Mirador, buvette, canard gonflable géant...Ce joyeux bazar est sacrément bien organisé. Un mirador pour prendre de la hauteur, une grosse caisse pour tambouriner, des chants de supporters, un canard gonflable géant (aux lunettes de soleil) et une vraie buvette, dans l’épingle, pour rincer tout le monde. Le « règlement intérieur » du virage dorien y est affiché. Interdiction de « courir après un coureur, voire même de le toucher », de « huer, de critiquer ou encore d’insulter un coureur »… ou « d’évoquer l’affaire Festina de 1998 ».
La comédie commence. « Y a la télé ! », repère le virage. Oui, mais TV2, une chaîne norvégienne exigeant qu’on lui explique, en anglais, d’où sort ce tintamarre. « Tu speak english, toi ? », paniquent les organisateurs, qui finissent par se jeter à l’eau. « C’est la marée orange. Orange juice ! », traduisent-ils aux journalistes scandinaves n’y captant rien. Pour ce qui est des images, en revanche, ils ne semblent pas déçus… et n’oublient pas de filmer ce Dorien, coiffé d’un béret noir, qui danse avec un fumigène adroitement coincé dans le derrière.

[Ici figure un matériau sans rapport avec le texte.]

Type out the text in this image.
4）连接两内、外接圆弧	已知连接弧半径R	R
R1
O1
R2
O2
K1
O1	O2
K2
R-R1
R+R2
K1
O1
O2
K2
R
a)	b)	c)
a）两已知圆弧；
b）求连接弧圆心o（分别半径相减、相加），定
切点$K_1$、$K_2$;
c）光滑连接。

Une cloche de vache en bandoulière« Tonton Cadum » gère la grosse caisse. Finalement, le tambourineur en chef ne monte pas sur son mirador, mais sur sa fourgonnette, une vieille Citroën. Les chants fusent. « Bardet on t’aime, Bardet on t’adore… Allez Romain, c’est toi le plus fort… » Alexandre, l’un des capos, distribue des autocollants Cantal géants qu’un jeune spectateur se colle directement sur les abdos. Un autre est venu avec une cloche de vache, une vraie, en bandoulière. C’est la folie.
« Allez Pogi ! » crie-t-on à droite de la route. « Allez Paul Gachard ! », corrige, à gauche, un jeune spectateur en arborant sa pancarte, encourageant un coureur français qui n’existe pas. Pogacar, le vrai, passe le premier, en maillot jaune, sous une pluie de confettis orange et un déluge d’applaudissements.
« Chalalalalalala… Romain Bardet ! »Les gars de Saint-Cernin sont si chauds qu’Oier Lazkano, le coureur espagnol de la Movistar, lance une ola dans le virage. C’est le feu. Mais l’Auvergnat Romain Bardet se fait désirer. « Il s’est arrêté ? Il a abandonné ? » Ça s’inquiète au bord de la chaussée. Et ça s’époumone ! « Chalalalalalala… Romain Bardet ! », répètent les Orange et Noir. Ils ne savent plus quoi chanter… alors ils enchaînent avec « Une souris verte, qui courait dans l’herbe », à l’hilarité générale.
Photo William Duran
Entre deux passages de cyclistes, Antoine le capo s’offre, en courant, un sprint glorieux au milieu de la route, pour haranguer son virage et rehausser le niveau de la marée orange. Ça n’enchante guère le gendarme, « en PLS », chargé de contenir tous ces aficionados derrière les cordes prévues le long de l’épingle. Mais même lui a droit à son chant. « Et le gendarme, il est sympa… et le gendarme, il est sympa ! » Il faut dire que l’ambiance reste bon enfant et surtout qu’aucun supporter ne tente de toucher les coureurs. Alors les capos remettent ça, cette fois avec de grands drapeaux.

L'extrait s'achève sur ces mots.